Se producen fenómenos complementarios y paralelos. De una parte, el trumpismo causa furor y ha encajado con singular precisión en la mentalidad de las derechas españolas, acostumbradas desde siempre a disponer del poder, a imponer sus mitos mediante leyes y a considerar el patriotismo una atribución exclusiva. De otra, las izquierdas son prisioneras de las contradicciones esenciales que afectan a sus homólogos de todo Occidente y parte del Hemisferio Sur, de la obsolescencia de la socialdemocracia, del fracaso del populismo latinoamericano y de la improbabilidad del neoleninismo en esta era tan descreída y relativista. Luego están los nacionalistas periféricos que, esos sí, son una categoría inclasificable si nos atenemos a los parámetros globales. Su peregrina lógica identitaria y sus coartadas democrateras parecen haberlas aprendido de los propios españolistas; sin embargo han acabado superponiéndose al imaginario del izquierdismo más radical en una sinergia gestual estupendamente esquizoide.

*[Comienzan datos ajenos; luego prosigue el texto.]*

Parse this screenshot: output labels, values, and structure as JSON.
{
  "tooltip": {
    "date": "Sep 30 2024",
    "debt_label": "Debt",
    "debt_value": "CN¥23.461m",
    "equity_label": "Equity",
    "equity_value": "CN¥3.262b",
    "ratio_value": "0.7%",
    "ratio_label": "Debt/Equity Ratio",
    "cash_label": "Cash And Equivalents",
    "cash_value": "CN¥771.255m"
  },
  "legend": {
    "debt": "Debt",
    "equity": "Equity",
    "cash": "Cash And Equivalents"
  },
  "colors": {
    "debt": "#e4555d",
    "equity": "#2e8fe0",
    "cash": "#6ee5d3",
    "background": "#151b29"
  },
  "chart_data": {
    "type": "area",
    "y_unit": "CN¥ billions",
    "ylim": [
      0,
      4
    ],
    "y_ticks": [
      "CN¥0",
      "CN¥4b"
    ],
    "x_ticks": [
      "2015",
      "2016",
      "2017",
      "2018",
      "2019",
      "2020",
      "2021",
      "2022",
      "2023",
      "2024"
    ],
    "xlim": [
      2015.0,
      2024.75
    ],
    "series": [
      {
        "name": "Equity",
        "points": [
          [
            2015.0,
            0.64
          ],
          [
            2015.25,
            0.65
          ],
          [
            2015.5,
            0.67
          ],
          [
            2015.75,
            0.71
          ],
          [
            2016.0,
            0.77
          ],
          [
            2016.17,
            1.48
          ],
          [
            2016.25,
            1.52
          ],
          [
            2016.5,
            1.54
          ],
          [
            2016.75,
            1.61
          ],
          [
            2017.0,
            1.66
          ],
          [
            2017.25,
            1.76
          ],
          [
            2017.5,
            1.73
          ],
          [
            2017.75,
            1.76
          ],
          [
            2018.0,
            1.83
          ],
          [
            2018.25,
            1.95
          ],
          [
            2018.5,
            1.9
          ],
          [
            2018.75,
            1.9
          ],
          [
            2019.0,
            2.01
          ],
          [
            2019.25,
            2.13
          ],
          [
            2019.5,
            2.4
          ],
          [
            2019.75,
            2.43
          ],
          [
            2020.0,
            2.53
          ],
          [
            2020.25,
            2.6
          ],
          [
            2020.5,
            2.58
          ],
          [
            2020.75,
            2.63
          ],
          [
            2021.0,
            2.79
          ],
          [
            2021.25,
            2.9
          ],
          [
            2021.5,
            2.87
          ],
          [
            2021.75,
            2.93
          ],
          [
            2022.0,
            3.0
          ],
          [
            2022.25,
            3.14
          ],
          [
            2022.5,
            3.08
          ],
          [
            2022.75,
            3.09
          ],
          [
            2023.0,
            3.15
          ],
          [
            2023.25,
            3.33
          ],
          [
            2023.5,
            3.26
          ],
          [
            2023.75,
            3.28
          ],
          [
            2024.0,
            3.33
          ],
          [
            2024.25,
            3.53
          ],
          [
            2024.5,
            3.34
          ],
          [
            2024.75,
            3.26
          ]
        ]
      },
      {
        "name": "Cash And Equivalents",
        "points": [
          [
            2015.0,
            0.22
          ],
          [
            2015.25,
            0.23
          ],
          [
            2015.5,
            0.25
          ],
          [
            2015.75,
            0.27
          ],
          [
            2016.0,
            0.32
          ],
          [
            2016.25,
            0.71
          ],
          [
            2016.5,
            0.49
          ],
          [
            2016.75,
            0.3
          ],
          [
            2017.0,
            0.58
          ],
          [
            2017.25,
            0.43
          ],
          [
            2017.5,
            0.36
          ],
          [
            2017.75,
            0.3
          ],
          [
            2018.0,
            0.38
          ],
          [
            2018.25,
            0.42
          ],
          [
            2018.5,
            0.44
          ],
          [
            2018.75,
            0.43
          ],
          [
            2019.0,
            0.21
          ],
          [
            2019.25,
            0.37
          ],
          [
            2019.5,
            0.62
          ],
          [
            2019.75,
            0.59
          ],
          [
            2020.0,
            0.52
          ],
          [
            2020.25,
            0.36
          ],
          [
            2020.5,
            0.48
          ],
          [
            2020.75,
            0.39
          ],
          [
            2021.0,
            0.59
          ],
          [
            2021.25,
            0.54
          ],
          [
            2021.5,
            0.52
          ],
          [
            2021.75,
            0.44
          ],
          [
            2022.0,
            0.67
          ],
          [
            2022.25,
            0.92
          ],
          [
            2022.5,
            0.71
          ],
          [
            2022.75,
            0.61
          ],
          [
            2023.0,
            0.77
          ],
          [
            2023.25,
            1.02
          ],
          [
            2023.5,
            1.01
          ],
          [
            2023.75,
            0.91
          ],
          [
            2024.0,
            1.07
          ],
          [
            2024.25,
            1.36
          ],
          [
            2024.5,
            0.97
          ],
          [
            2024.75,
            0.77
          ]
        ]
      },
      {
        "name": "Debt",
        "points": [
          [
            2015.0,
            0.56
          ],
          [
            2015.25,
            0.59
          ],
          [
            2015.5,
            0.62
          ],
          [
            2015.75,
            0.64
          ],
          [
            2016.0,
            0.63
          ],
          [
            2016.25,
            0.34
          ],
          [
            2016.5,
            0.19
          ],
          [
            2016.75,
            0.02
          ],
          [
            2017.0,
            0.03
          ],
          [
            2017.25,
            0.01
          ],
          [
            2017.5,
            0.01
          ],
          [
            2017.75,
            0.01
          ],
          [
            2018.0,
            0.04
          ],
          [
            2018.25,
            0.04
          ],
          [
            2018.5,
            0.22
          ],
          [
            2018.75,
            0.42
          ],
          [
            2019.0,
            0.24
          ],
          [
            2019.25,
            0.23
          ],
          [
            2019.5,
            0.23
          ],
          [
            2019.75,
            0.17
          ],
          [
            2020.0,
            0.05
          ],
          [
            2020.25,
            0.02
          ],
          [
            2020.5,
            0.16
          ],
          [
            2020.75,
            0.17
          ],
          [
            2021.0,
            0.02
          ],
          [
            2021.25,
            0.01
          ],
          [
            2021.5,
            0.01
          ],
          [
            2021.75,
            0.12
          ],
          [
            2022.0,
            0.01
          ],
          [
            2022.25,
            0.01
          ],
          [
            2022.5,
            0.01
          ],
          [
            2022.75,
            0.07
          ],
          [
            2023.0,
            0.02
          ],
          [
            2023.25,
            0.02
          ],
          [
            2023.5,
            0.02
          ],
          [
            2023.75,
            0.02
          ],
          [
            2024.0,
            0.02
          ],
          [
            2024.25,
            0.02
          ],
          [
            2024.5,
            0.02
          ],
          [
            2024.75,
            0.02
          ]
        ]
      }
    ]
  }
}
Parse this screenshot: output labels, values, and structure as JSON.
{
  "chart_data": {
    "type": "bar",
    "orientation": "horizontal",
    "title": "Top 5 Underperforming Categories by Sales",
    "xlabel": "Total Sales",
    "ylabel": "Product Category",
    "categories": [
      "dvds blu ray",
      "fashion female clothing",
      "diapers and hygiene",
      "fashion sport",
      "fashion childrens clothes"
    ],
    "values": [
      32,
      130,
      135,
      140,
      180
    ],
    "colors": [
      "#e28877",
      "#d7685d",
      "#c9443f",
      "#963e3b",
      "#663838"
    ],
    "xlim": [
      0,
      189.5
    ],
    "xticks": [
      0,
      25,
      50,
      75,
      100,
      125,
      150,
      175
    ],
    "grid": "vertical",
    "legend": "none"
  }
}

Entre todos ellos (más el insoportable ruido que genera internet) acabarán volviendo loco al respetable interesado. Cada vez leo más descalifcaciones rotundas y energuménicas. A cargo de los conservadores (histéricos desde que perdieron ese poder que consideran suyo por la gracia de Dios); pero también de voceros del secesionismo catalán e incluso del extremo de las apabulladas izquierdas, que se recrea fabulando imposibles victorias definitivas.

Mientras, el país persiste en su rutina. Muchas personas viven bien (aunque son las que más vociferan), y otras mal (que suelen estar calladas porque bastante tienen con sobrevivir). Esta España está mil veces mejor que aquella del 36. La democracia sigue vigente. El Estado parece blindado (salvo frente a sus propios excesos). Pronto habrá elecciones en Andalucía, y luego municipales, autonómicas y europeas, y en cualquier momento generales.

¿Golpe de Estado? Hay que tener mucho cuajo o ser muy inconsciente para agitar semejante fantasma. ¿O es pura y simple nostalgia?